La loi américaine a déjà suscité des appels à l’UE pour qu’elle renforce son soutien à des technologies telles que l’hydrogène vert. Et l’UE elle-même montre pourquoi l’Agence internationale de l’énergie a déclaré la semaine dernière que la guerre en Ukraine pourrait finalement accélérer la transition vers une énergie propre.

Pour se sevrer des combustibles fossiles russes, Bruxelles a dévoilé RepowerEU, un vaste plan de 210 milliards d’euros pour stimuler l’énergie verte. C’est encore un projet, mais c’est aussi un changement radical par rapport à il y a un an. De même, l’Ukraine n’a pas arrêté un record de 226 milliards de dollars de nouveaux investissements dans les énergies renouvelables dans le monde au cours des six premiers mois de 2022, menés par la Chine.
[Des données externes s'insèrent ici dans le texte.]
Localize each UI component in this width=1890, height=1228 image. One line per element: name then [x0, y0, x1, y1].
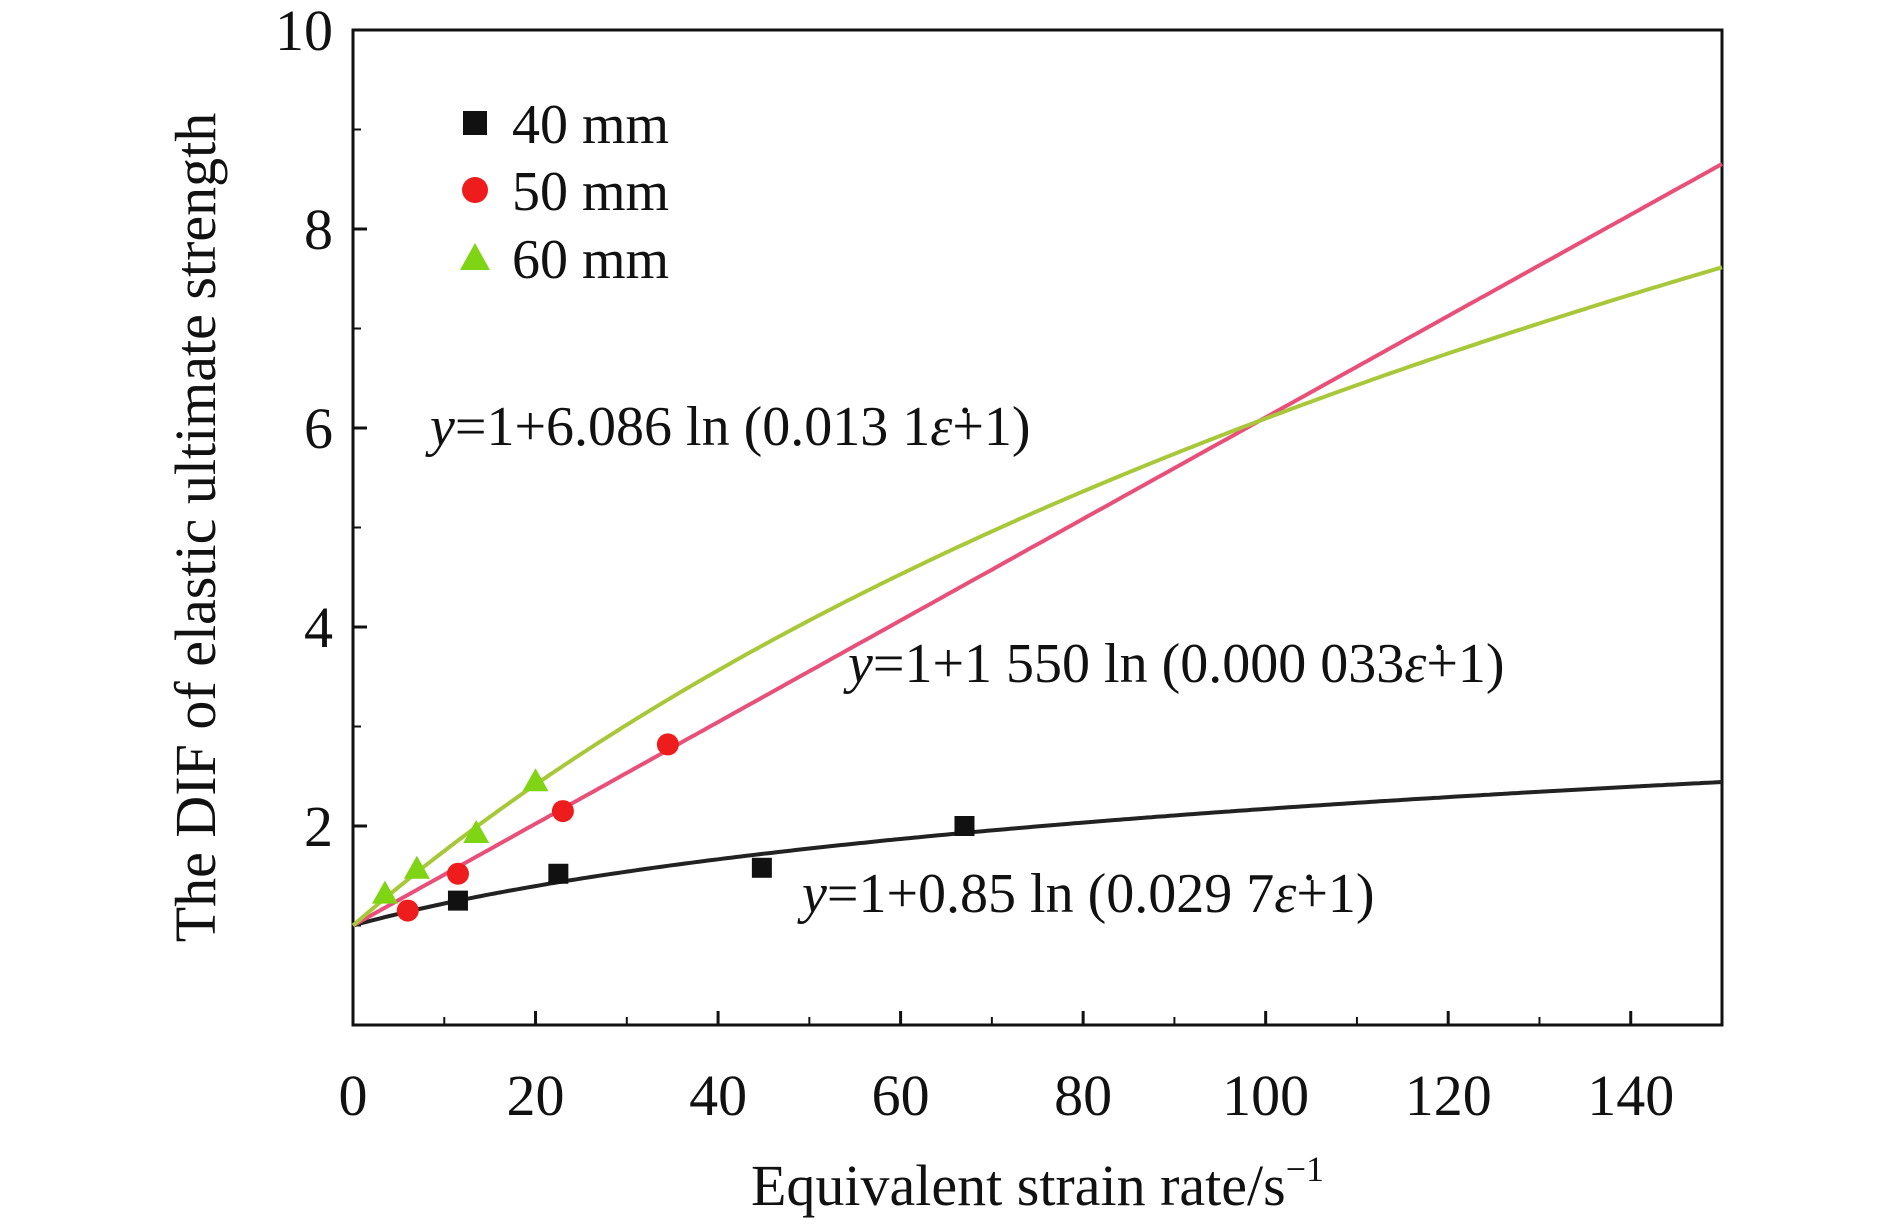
- y-axis-title: The DIF of elastic ultimate strength: [163, 113, 228, 943]
- fit-curve-50-mm: [352, 162, 1723, 928]
- y-tick-label: 10: [275, 0, 333, 63]
- fit-curve-40-mm: [352, 780, 1723, 928]
- x-tick-label: 0: [339, 1063, 368, 1128]
- equation-variable: y: [425, 396, 455, 458]
- y-tick-label: 4: [304, 595, 333, 660]
- equation-tail: +1): [952, 396, 1030, 458]
- fit-equations: y=1+0.85 ln (0.029 7ε̇+1)y=1+1 550 ln (0…: [425, 396, 1505, 925]
- equation-tail: +1): [1426, 633, 1504, 695]
- data-point-40-mm: [447, 890, 468, 911]
- data-point-60-mm: [403, 855, 430, 879]
- x-tick-label: 80: [1054, 1063, 1112, 1128]
- legend-label: 40 mm: [512, 94, 669, 156]
- data-point-50-mm: [551, 800, 574, 823]
- equation-body: =1+0.85 ln (0.029 7: [827, 863, 1274, 925]
- legend-label: 50 mm: [512, 161, 669, 223]
- fit-equation-50-mm: y=1+1 550 ln (0.000 033ε̇+1): [843, 633, 1505, 695]
- fit-equation-60-mm: y=1+6.086 ln (0.013 1ε̇+1): [425, 396, 1031, 458]
- legend-marker-60-mm: [460, 243, 490, 270]
- x-tick-label: 40: [689, 1063, 747, 1128]
- x-axis-title-superscript: −1: [1286, 1149, 1324, 1189]
- y-tick-label: 6: [304, 396, 333, 461]
- data-point-40-mm: [954, 816, 975, 836]
- data-point-40-mm: [751, 857, 772, 878]
- x-tick-label: 60: [872, 1063, 930, 1128]
- equation-body: =1+6.086 ln (0.013 1: [455, 396, 930, 458]
- y-tick-label: 8: [304, 197, 333, 262]
- data-point-60-mm: [463, 819, 490, 843]
- x-tick-label: 100: [1222, 1063, 1309, 1128]
- legend-label: 60 mm: [512, 229, 669, 291]
- data-point-40-mm: [548, 863, 569, 884]
- data-point-50-mm: [656, 733, 679, 756]
- x-tick-label: 120: [1405, 1063, 1492, 1128]
- fit-curves: [351, 162, 1723, 928]
- data-point-60-mm: [522, 768, 549, 792]
- equation-tail: +1): [1296, 863, 1374, 925]
- equation-variable: y: [797, 863, 827, 925]
- x-tick-label: 20: [507, 1063, 565, 1128]
- fit-curve-60-mm: [351, 265, 1723, 928]
- data-points: [371, 733, 975, 922]
- equation-variable: y: [843, 633, 873, 695]
- legend-marker-50-mm: [462, 177, 488, 203]
- x-tick-label: 140: [1587, 1063, 1674, 1128]
- data-point-60-mm: [371, 880, 398, 904]
- x-axis-title-main: Equivalent strain rate/s: [751, 1153, 1286, 1218]
- equation-body: =1+1 550 ln (0.000 033: [873, 633, 1404, 695]
- y-tick-label: 2: [304, 794, 333, 859]
- x-axis-title: Equivalent strain rate/s−1: [751, 1149, 1324, 1218]
- fit-equation-40-mm: y=1+0.85 ln (0.029 7ε̇+1): [797, 863, 1375, 925]
- legend-marker-40-mm: [463, 111, 487, 135]
- axis-ticks: 0 20 40 60 80 100 120 140 2 4 6 8 10: [275, 0, 1674, 1128]
- data-point-50-mm: [396, 899, 419, 922]
- data-point-50-mm: [446, 862, 469, 885]
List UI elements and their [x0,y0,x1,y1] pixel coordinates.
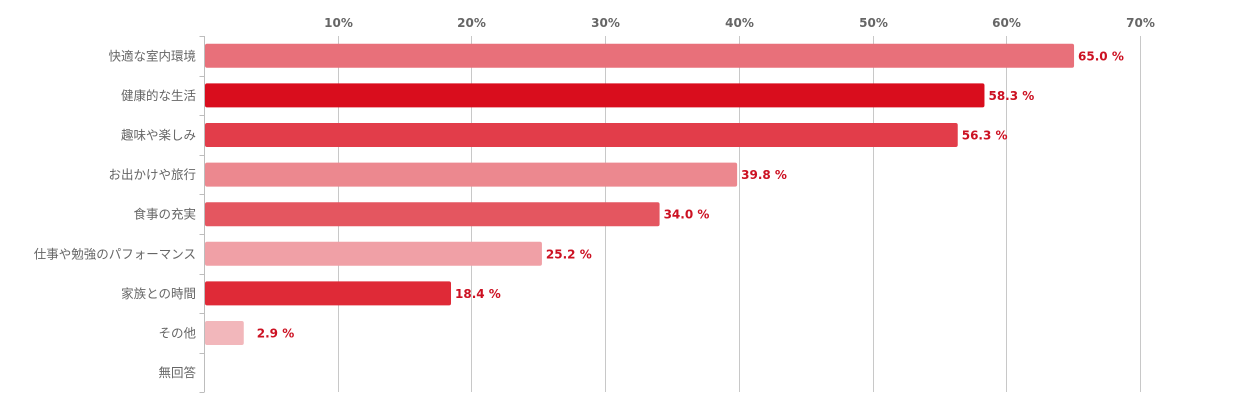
bar [205,241,542,266]
x-tick-label: 10% [324,16,353,30]
x-tick-label: 60% [992,16,1021,30]
data-label: 25.2 % [546,247,592,261]
bar [205,202,660,227]
data-label: 2.9 % [257,327,294,341]
category-label: お出かけや旅行 [108,167,196,182]
category-label: 趣味や楽しみ [121,128,196,143]
bar [205,83,985,108]
category-label: 無回答 [158,365,196,380]
data-label: 39.8 % [741,168,787,182]
data-label: 56.3 % [962,129,1008,143]
data-label: 58.3 % [988,89,1034,103]
data-label: 65.0 % [1078,49,1124,63]
x-tick-label: 20% [457,16,486,30]
data-label: 34.0 % [664,208,710,222]
x-tick-label: 40% [725,16,754,30]
bar [205,162,738,187]
bar [205,321,244,345]
y-axis [199,36,205,393]
x-tick-label: 30% [591,16,620,30]
category-label: 家族との時間 [121,286,196,301]
category-label: 食事の充実 [133,207,196,222]
x-tick-label: 70% [1126,16,1155,30]
category-label: その他 [158,326,196,341]
x-tick-label: 50% [859,16,888,30]
labels: 10% 20% 30% 40% 50% 60% 70% 快適な室内環境 65.0 % 健康的な生活… [34,16,1155,380]
bar [205,123,958,147]
category-label: 仕事や勉強のパフォーマンス [34,246,196,261]
category-label: 健康的な生活 [121,88,196,103]
category-label: 快適な室内環境 [108,48,196,63]
bar [205,43,1075,68]
data-label: 18.4 % [455,287,501,301]
bars [205,43,1075,345]
bar [205,281,452,306]
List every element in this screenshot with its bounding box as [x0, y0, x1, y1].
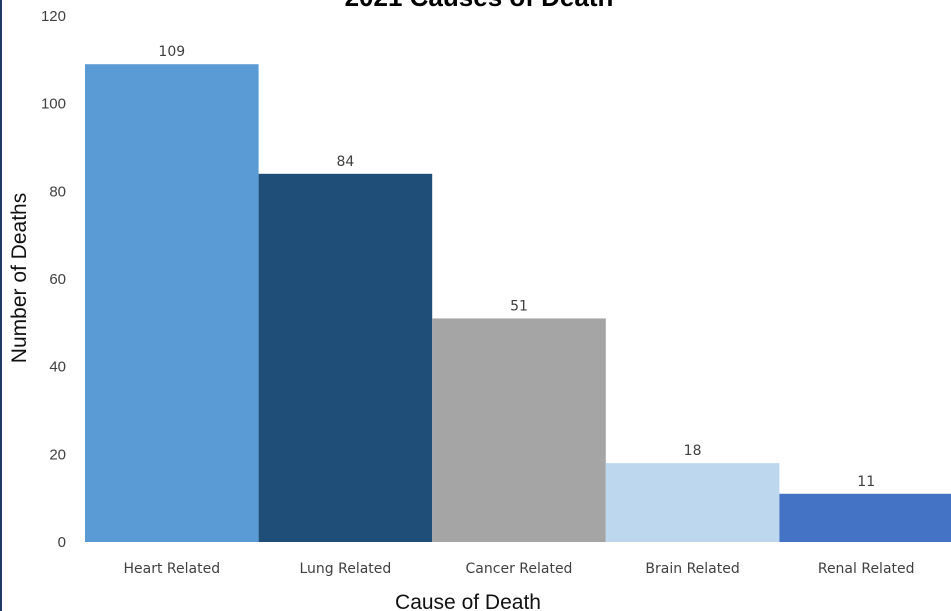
- bars: [85, 64, 951, 543]
- y-axis-title: Number of Deaths: [8, 193, 31, 363]
- x-tick-label: Renal Related: [818, 561, 915, 577]
- data-label: 18: [684, 443, 702, 459]
- y-tick-label: 40: [49, 359, 66, 376]
- y-tick-label: 100: [41, 96, 66, 113]
- bar: [432, 318, 606, 542]
- x-tick-label: Brain Related: [645, 561, 739, 577]
- chart-title: 2021 Causes of Death: [345, 0, 614, 12]
- x-tick-label: Heart Related: [124, 561, 221, 577]
- y-tick-label: 20: [49, 446, 66, 463]
- x-tick-label: Lung Related: [299, 561, 391, 577]
- data-label: 109: [158, 44, 185, 60]
- y-tick-label: 120: [41, 8, 66, 25]
- bar: [85, 64, 259, 542]
- y-tick-label: 80: [49, 183, 66, 200]
- y-tick-label: 0: [58, 534, 66, 551]
- data-label: 84: [336, 154, 354, 170]
- bar: [605, 463, 780, 542]
- x-axis-title: Cause of Death: [395, 591, 541, 611]
- y-axis-ticks: 0 20 40 60 80 100 120: [41, 8, 66, 551]
- bar: [779, 493, 951, 542]
- bar: [258, 173, 433, 543]
- x-axis-categories: Heart Related Lung Related Cancer Related B…: [124, 561, 915, 577]
- y-tick-label: 60: [49, 271, 66, 288]
- x-tick-label: Cancer Related: [466, 561, 573, 577]
- data-labels: 109 84 51 18 11: [158, 44, 875, 490]
- data-label: 11: [857, 474, 875, 490]
- data-label: 51: [510, 298, 528, 314]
D’une certaine manière cependant, il est plus frappant de voir ce que font soudainement les régulateurs d’entreprise. Il y a deux semaines, le chien de garde de la publicité du Royaume-Uni a interdit une série de publicités HSBC pour le greenwashing, le premier geste du genre. Une autre première est survenue une semaine plus tard lorsque l’organisme de surveillance des entreprises australiennes a infligé une amende de 53 280 dollars australiens à une société énergétique pour avoir exagéré ses références écologiques.

Cela s’est produit alors que des pays de l’UE, dont la France, l’Espagne et la Pologne, ont soudainement décidé de quitter le traité sur la Charte de l’énergie vieux de 28 ans, un accord controversé sur le commerce et l’investissement qui, selon les militants, entrave l’action climatique.

Rien de tout cela ne nous rapproche de la baisse de 45 % des émissions nécessaire d’ici 2030 pour maintenir l’objectif de température de 1,5 °C. Mais cela pourrait être un signe que nous approchons de points de basculement politiques vitaux. Un nombre croissant de recherches suggèrent qu’un changement social radical peut être déclenché une fois que 25% de la population fait pression pour un tel changement. Les préoccupations croissantes concernant le climat doivent rapprocher ce seuil dans de nombreux endroits.

Quoi qu’il en soit, il est plus clair que jamais que le fardeau climatique pèse lourdement sur ceux qui sont le moins capables de le supporter, de sorte que chaque dixième de degré de réchauffement compte. Le pessimisme peut sembler inévitable, mais céder au défaitisme est finalement un luxe que peu de gens peuvent se permettre.